Garanti Emeklilik Genel Müdürü Burak Ali Göçer de şu vurguyu yaptı:
“Tasarruf oranının 2023’te hedeflenen yüzde 30 seviyesine yükselebilmesi için, en önemli araçların içinde gönüllü ve otomatik BES yerini koruyacak. Emeklilik döneminde ikinci bir gelir elde edilmesini sağlamak için tamamlayıcı emeklilik programlarının desteklenmesi gerekiyor. BES ve hayat sigortalarındaki özendirici uygulamaların artmaya devam edeceğini düşünüyorum.”
‘Net ve iyi anlatmalıyız’
Yeni sistemle bürokratik zaman kayıplarının ortadan kalkacağına, sektörün beklediği değişimin hızla gerçekleşeceğine inandığını belirten MetLife Genel Müdürü Deniz Yurtsever, BES’in önemine dikkat çekti. Sektör olarak otomatik BES’i daha iyi ve net anlatmalarının çok önemli olduğunu ifade eden Yurtseven, ilgili yasaların güncellenmesinin de sisteme ivme katacağını söyledi. Yurtseven şu öneriyi yaptı: “Devlet teşviklerine işveren katkısı da eklenirse sisteme çok daha fazla katılım ve cayma oranlarının da en az seviyeye inmesi mümkün olacaktır.” Hayat branşını da değerlendiren Yurtseven şu yorumu yaptı: “Buranın geleceği ihtiyari ürünlerde diyebiliriz. Sektör olarak eğitim sigortası, kritik hastalıklar, işsizlik sigortalarında büyümeliyiz.”
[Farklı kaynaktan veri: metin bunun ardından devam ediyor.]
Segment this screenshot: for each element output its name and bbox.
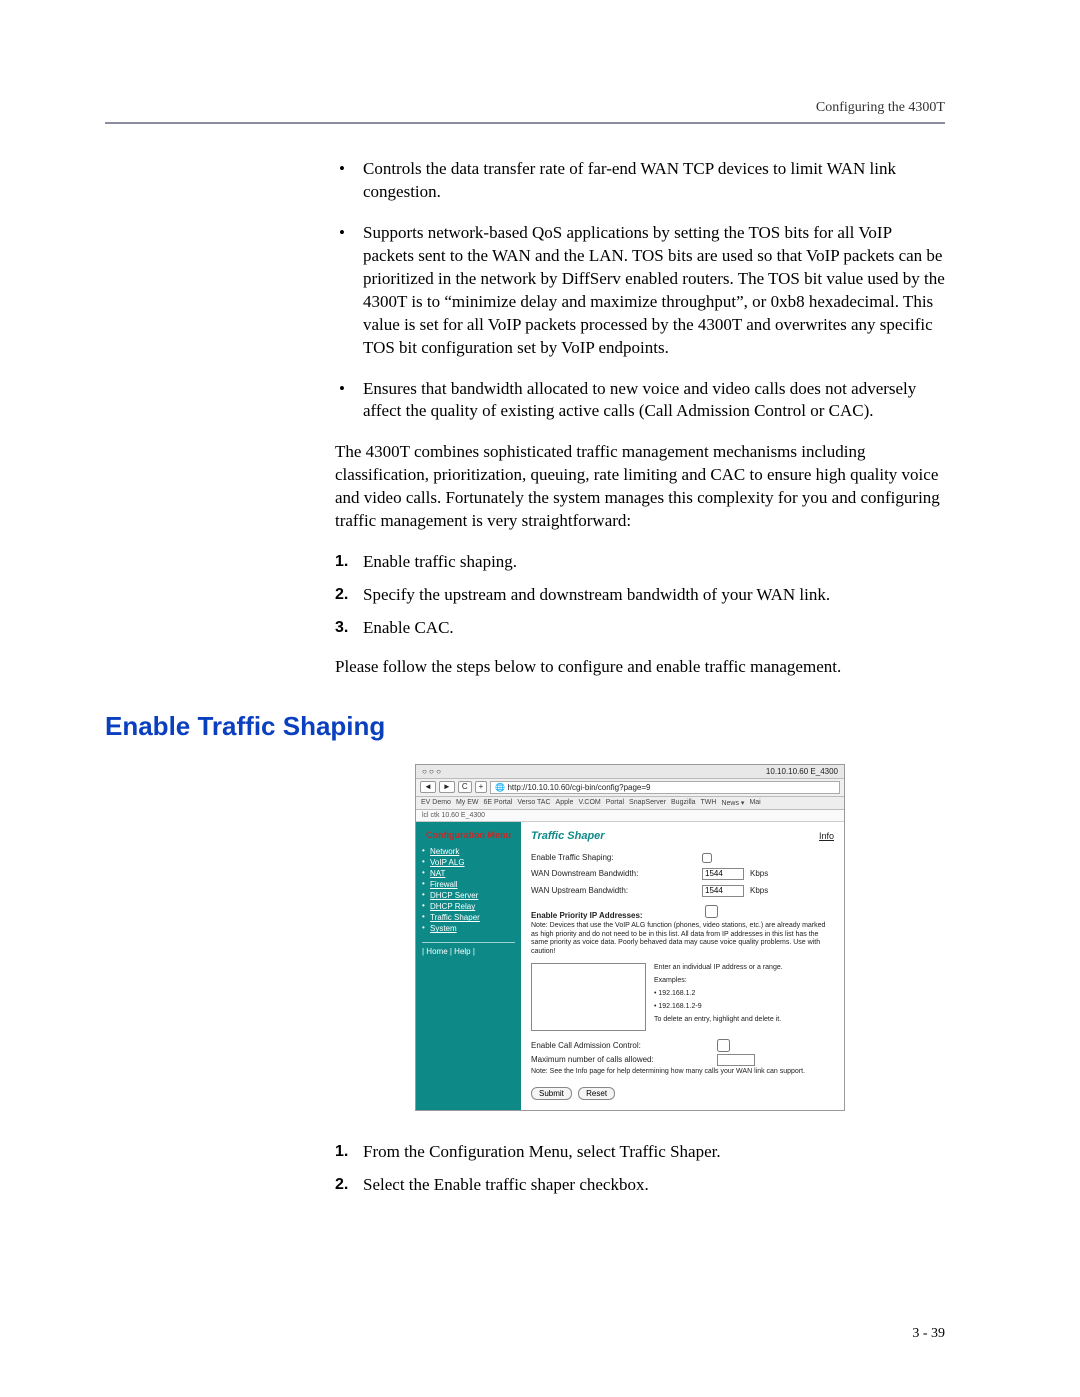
enable-shaping-label: Enable Traffic Shaping: [531,853,696,862]
browser-toolbar: ◄ ► C + 🌐 http://10.10.10.60/cgi-bin/con… [416,779,844,797]
ip-list-textarea[interactable] [531,963,646,1031]
bookmark-item[interactable]: TWH [701,799,717,807]
add-button[interactable]: + [475,781,488,793]
main-panel: Traffic Shaper Info Enable Traffic Shapi… [521,822,844,1110]
window-dots: ○ ○ ○ [422,767,441,776]
bullet-item: Ensures that bandwidth allocated to new … [335,378,945,424]
step-text: Enable CAC. [363,618,454,637]
step-item: 2.Specify the upstream and downstream ba… [335,584,945,607]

'Hayatdışı'cıların temel talebi sıkı diyalog ve bilgi
Sigorta sektöründe, ilk 5 ayda yüzde 20,4 artışla 23,7 milyar liralık prim üretildi. Bunun 20,5 milyar lirası ‘hayatdışı’ndan. Toplam tazminat ilk 3 ayda 7,2 milyar lira oldu. Ancak sektör ‘kasko’dan ‘yangın’a düşük penetransyon, trafikte tavan fiyat, acentelerin gelir yetersizliği gibi sorunlarla karşı karşıya. Sigorta bilincini artırmak için yeni yönetimden öncelikle yakın diyalog ve sinerji talep ettiklerini belirten Generali Sigorta Başkanı Mine Ayhan “Çünkü sigorta her konuyla ilgili. Bugüne kadar Hazine, İçişleri ile iyi diyalog içinde olduk. Bunun artması ve diğer yönetim birimlerine yayılması büyük önem taşıyor” dedi. Somut öneriler de yapan Ayhan, trafik ve kaskoda daha sağlıklı tarifeler için sürücülerin ‘ceza puanları’nı sektörün görebilmesini talep etti. Zorunlu trafikteki SGK payı da azaltılmalı. " Doğa Sigorta Üst Yöneticisi Nihat Kırmızı, yeni yönetimi ‘icraata yönelik bir kabine’ olarak niteleyerek şu konunun altını çizdi: “Ekonomik kalkınma aynı zamanda sektörümüzün en önemli sorunu olan düşük sigortalılık oranının da artışını sağlayacak. Daha etkin ve hızlı karar alabilen yönetim sistemiyle yerli üretimin artması sanayimizin güçlenmesi bekleniyor, bu durum sektörümüzde hasar maliyetlerinin düşmesine ve yine önemli bir sorun olan düşük kârlılığın yükselmesine imkan sağlayacak.”